I stopped sending lazy prompts to my coding agent — and the fix grew into a self-hosted layer that routes, remembers, and meters everything. The goad was to be more efficient on the requests I provided to the AI (Cursor mainly) with less efforts.
If you read my post about running Qwen locally inside Cursor, this is the next chapter of the same obsession: getting more from AI tools, with more control and more efficient way.
Here is a prompt I actually sent to my coding agent:
do a deep deepdive anaylsis of the project as IT architect and product owner and prepare a backlog.
One sentence, two typos, three jobs — and the agent would confidently guess everything I didn’t say. So I built a layer that rewrites every message into a proper task specification before any model sees it. What the agent received (trimmed):
# Improved task specification
## Goal
As both IT Architect and Product Owner, perform a deep-dive analysis of the
current project and produce a prioritized backlog ready for sprint planning.
## Deliverables
1. Project Analysis Report — architecture, risks, technical debt, gaps
2. Product Backlog — items with ID, type, acceptance criteria, priority,
complexity, dependencies
3. Epic Roadmap — phased: MVP → enhancements → scale
4. One ADR per major architectural decision or risk
5. BACKLOG.md and ARCHITECTURE.md committed to the repo root
## Constraints
- Technical debt appears as first-class backlog entries — never hidden
- Priority set from a dual lens: business value AND architectural risk
## Definition of done
- [ ] All layers covered: frontend, backend, data, infra, security
- [ ] Every identified risk maps to a backlog item
- [ ] Sign-off from both Architect and Product Owner perspectives
One sentence in; a work plan out. Deliverables the agent can be held to, constraints I would never think to type, and a definition of done that makes the output checkable — with my original words preserved at the bottom, nothing hidden. A cheap or local model can does the rewrite for fractions of a cent.

The auto-improve pipeline: from one lazy sentence to a canonical task specification. (Claude AI generated)
One fix became a layer
Once every prompt passed through one place, the rest followed naturally.
Routing. Each task type — code, search, reasoning — has an ordered list of models ranked by quality. The router takes the best available one; cost only breaks ties between models that are effectively interchangeable; and everything falls back to a local Ollama model, free and always on. Cost breaks ties — it never downgrades.

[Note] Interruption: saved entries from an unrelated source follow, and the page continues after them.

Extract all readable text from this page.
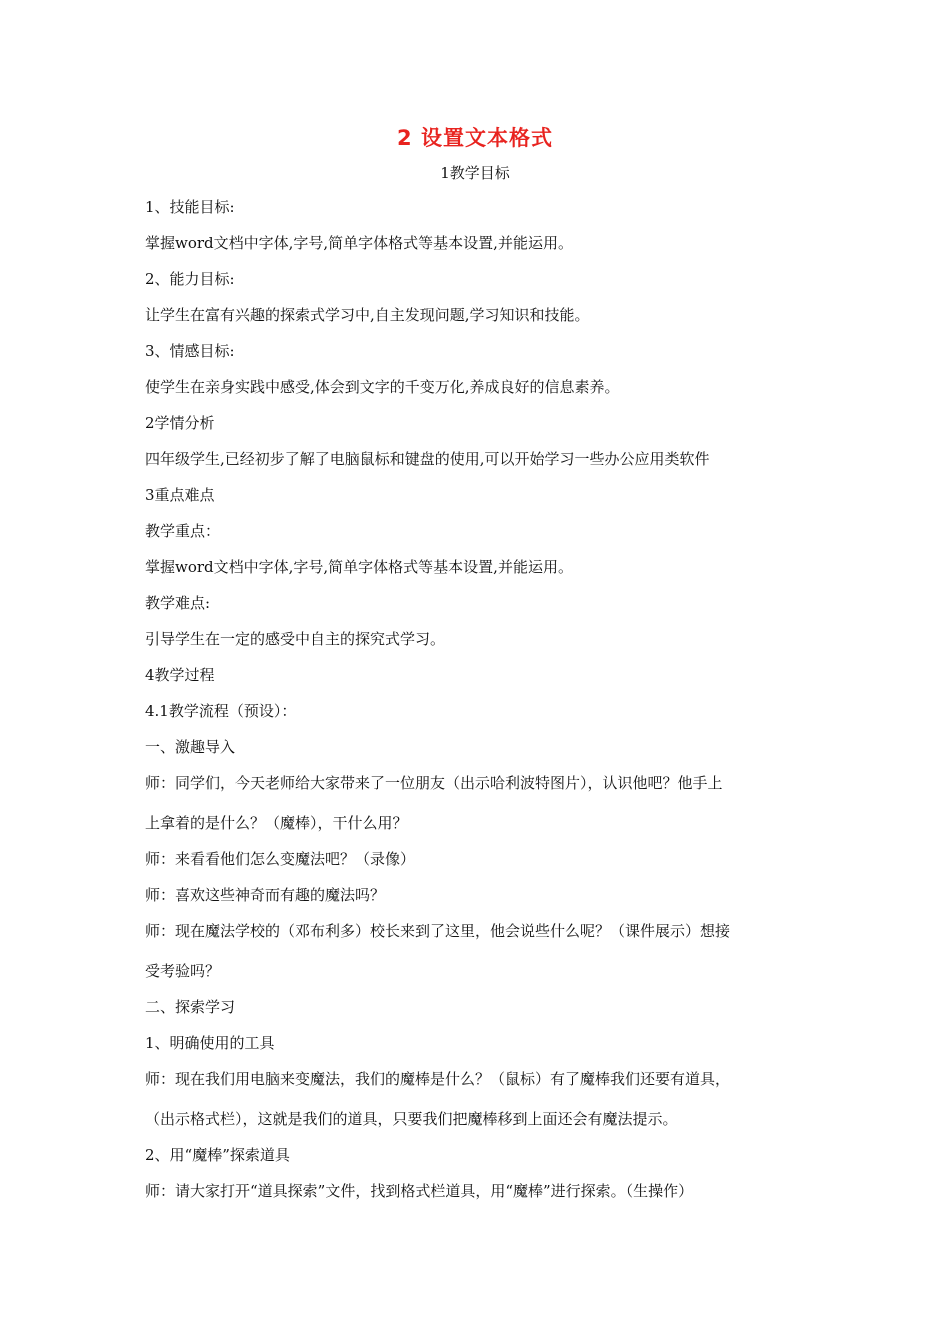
2 设置文本格式
1教学目标
1、技能目标:
掌握word文档中字体,字号,简单字体格式等基本设置,并能运用。
2、能力目标:
让学生在富有兴趣的探索式学习中,自主发现问题,学习知识和技能。
3、情感目标:
使学生在亲身实践中感受,体会到文字的千变万化,养成良好的信息素养。
2学情分析
四年级学生,已经初步了解了电脑鼠标和键盘的使用,可以开始学习一些办公应用类软件
3重点难点
教学重点：
掌握word文档中字体,字号,简单字体格式等基本设置,并能运用。
教学难点:
引导学生在一定的感受中自主的探究式学习。
4教学过程
4.1教学流程（预设）：
一、激趣导入
师：同学们，今天老师给大家带来了一位朋友（出示哈利波特图片），认识他吧？他手上
上拿着的是什么？（魔棒），干什么用？
师：来看看他们怎么变魔法吧？（录像）
师：喜欢这些神奇而有趣的魔法吗？
师：现在魔法学校的（邓布利多）校长来到了这里，他会说些什么呢？（课件展示）想接
受考验吗？
二、探索学习
1、明确使用的工具
师：现在我们用电脑来变魔法，我们的魔棒是什么？（鼠标）有了魔棒我们还要有道具，
（出示格式栏），这就是我们的道具，只要我们把魔棒移到上面还会有魔法提示。
2、用“魔棒”探索道具
师：请大家打开“道具探索”文件，找到格式栏道具，用“魔棒”进行探索。（生操作）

Quality-first routing: cost breaks ties, never downgrades (Claude AI generated)
Templates and memory. Prompts worth keeping become versioned templates with parameters, available in every project on every machine (if centralized on a server ) — and a built-in importer seeds the library from public prompt collections, so it’s useful before you’ve saved a single prompt of your own. Facts I explicitly ask it to remember persist with a scope, private or shareable.
Accounting. Every call writes a row — model, tokens, cost, latency — so “what did AI cost me this week?” finally has a number for an answer.
Two doors into everything. As an MCP server, the tools appear natively inside Cursor, Claude, or any client that speaks the protocol — no UI to build, because the host app is the interface. As an OpenAI-compatible endpoint, it exposes virtual models like route-code, so pointing an editor's model setting at it sends real traffic through my own routing.
How it’s built
One core engine, two thin faces: all the logic lives in one place, and the MCP server and HTTP gateway are adapters over it. The plumbing is deliberately boring and bought, not built :
- Python 3.12, LiteLLM as the one adapter for every provider (the multi-provider gateway is a commodity in 2026; originality belongs above it),
- SQLite in WAL mode as the single shared brain,
- Streamable HTTP with a bearer token that fails closed.
It runs on my home Linux dev server, firewalled to the LAN. Local-first is not an aesthetic: a layer that sees every prompt is only acceptable if you own it.
And no — it cannot pool your flat subscriptions; those expose no API. It works on API keys plus a local model, full stop.

How an MCP tool call flows, with the technology at each layer.
Few days of real use
requests 64
tokens 113,805
success rate 96.9 %
total cost $1.12
top model claude-sonnet 33 calls · $0.82
local floor hit 1 call $0.00
Routing behaved exactly as configured — the quality pick led, a cheaper model absorbed routine calls, and the local floor caught a failure. And a week of AI-assisted work cost less than a coffee, which says where the real value lies: not in saving money, but in making every interaction better and every cost visible.
The result is Ylang
That layer is now an open-source project: Ylang, MIT-licensed — github.com/Yann-0/ylang.
Two features are built into its seams and deliberately dormant until there is enough data: a budget meter for when several people share one server, and pattern learning that notices which prompts I keep rewriting and which models I actually prefer.
If you live across several AI tools and would rather they shared one brain you own: install it, connect your editor, and type something lazy. Then tell me the one thing I actually want to know — after a week, did you leave it running?